After broadening the scope of the script to also scan spam emails in the Turkey data dump, he eventually uncovered over 2,000 viable samples. In light of this, the researcher asserted this was a major danger to reporters and investigators looking into the AKP files.

A day after releasing his findings, Bontchev, in a series of Twitter posts, slammed WikiLeaks for attempting to get rid of the problem without acknowledging the problem. "Remember my report that they are hosing malware? They have tried to invalidate it," he wrote.

WikiLeaks founder Julian Assange
WikiLeaks founder Julian Assange and NSA whistleblower previously clashed over leaking tactics CARL COURT/AFP/Getty Images

"The malware is still there"

The security expert said that despite its attempt to hide evidence of the malware's existence, it remains – albeit in a less obvious form. At the time of writing, WikiLeaks has not mentioned any changes on its website or social media profiles.

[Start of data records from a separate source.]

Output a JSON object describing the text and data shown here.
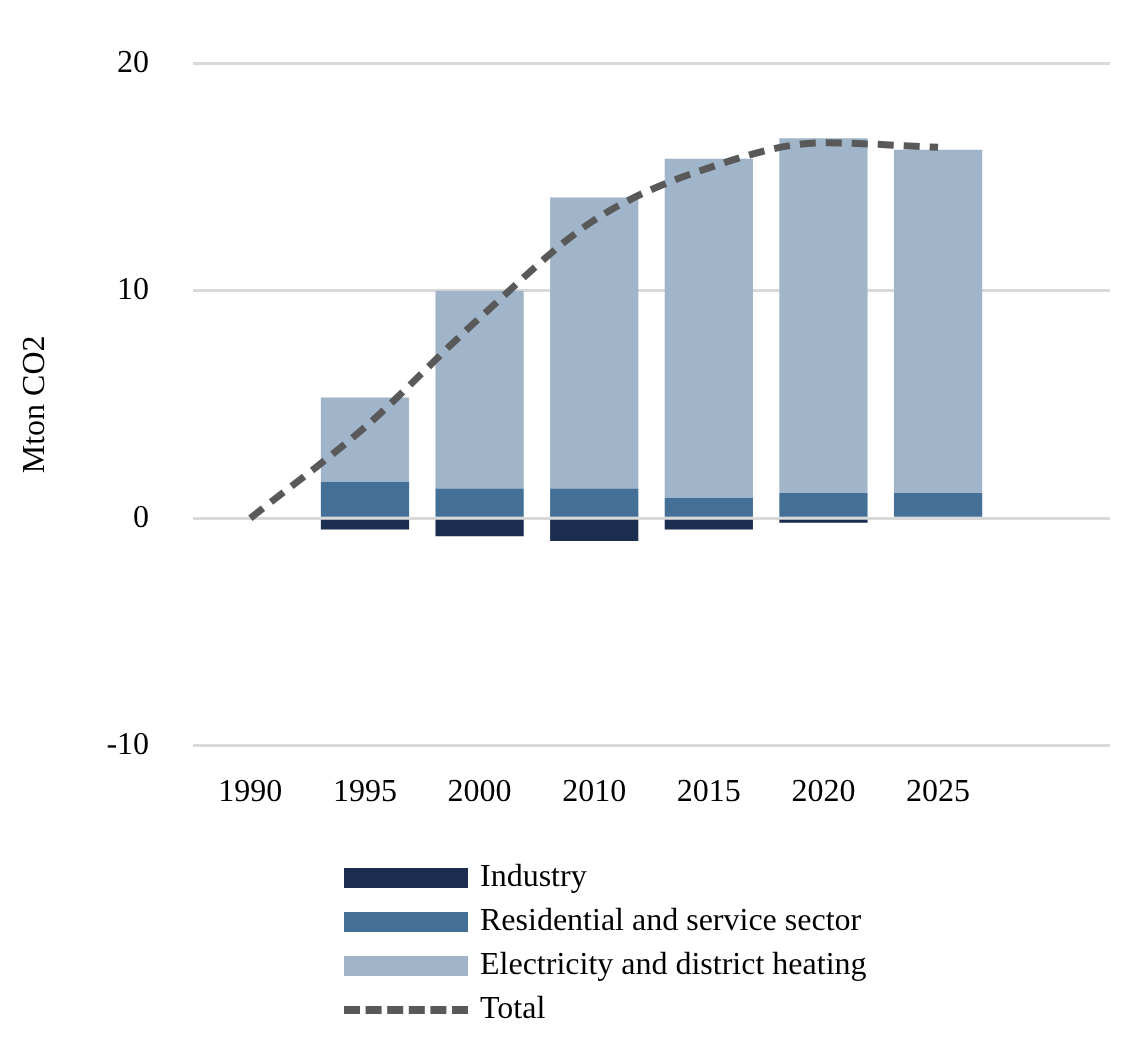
{
  "chart_data": {
    "type": "bar",
    "stacked": true,
    "ylabel": "Mton CO2",
    "categories": [
      "1990",
      "1995",
      "2000",
      "2010",
      "2015",
      "2020",
      "2025",
      null
    ],
    "series": [
      {
        "name": "Industry",
        "color": "#1c2e4f",
        "values": [
          null,
          -0.5,
          -0.8,
          -1.0,
          -0.5,
          -0.2,
          null,
          null
        ]
      },
      {
        "name": "Residential and service sector",
        "color": "#446f97",
        "values": [
          null,
          1.6,
          1.3,
          1.3,
          0.9,
          1.1,
          1.1,
          null
        ]
      },
      {
        "name": "Electricity and district heating",
        "color": "#a0b5c9",
        "values": [
          null,
          3.7,
          8.7,
          12.8,
          14.9,
          15.6,
          15.1,
          null
        ]
      },
      {
        "name": "Total",
        "type": "line",
        "color": "#595959",
        "line_style": "dashed",
        "marker": "none",
        "values": [
          0,
          4.0,
          8.8,
          13.1,
          15.4,
          16.5,
          16.3,
          null
        ]
      }
    ],
    "ylim": [
      -10,
      20
    ],
    "yticks": [
      -10,
      0,
      10,
      20
    ],
    "grid": "y",
    "legend": "bottom"
  }
}
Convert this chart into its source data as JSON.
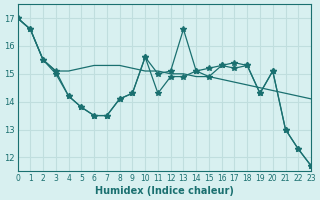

Bontchev said: "The right thing to do would have been to run a scanner and remove the malware, like physically. Instead, what they have done, was to take the links from my report and 'sinkhole' them. Make them all point to the 101-byte text file. So that my report looks like a bunch of lies now. But the malware is still there, still downloadable with a single click!

"Anyway, please avoid downloading ANY attachments in any way from the AKP e-mails on the WikiLeaks site. It's dangerous. Until these people learn what a virus scanner is and how to use one, they shouldn't be trusted with providing files to users."

In an online message to IBTimes UK, Bontchev said he is now trying to modify the script so it can locate all the malware links that exist within the files.

This is not the first time WikiLeaks has been criticised for releasing potentially dangerous information into the public domain. One vocal critic in recent weeks has been academic Zeynep Tufekci, who was born in Turkey and has branded the AKP release as "mostly mailing lists and spam."

"[The] danger here is journalists being taken in by the misrepresentationn – thinking these are AKP emails– and downloading malware," Tufekci said. "Turkey's actual dissident and anti-censorship journos were first to go through these files. I can only hope they were careful."

Most recently, WikiLeaks' founder Julian Assange publicly clashed with NSA whistleblower Edward Snowden over how data should be made public. "Democratising information has never been more vital, and @WikiLeaks has helped. But their hostility to even modest curation is a mistake," tweeted Snowden on 28 July.

In response, Assange said: "I have to make a little bit of a complaint here, you know, Edward Snowden hasn't published anything in three years [...] I know Edward is trying to get a pardon from the Obama presidency and he is playing that game. I understand, he is in a very serious situation."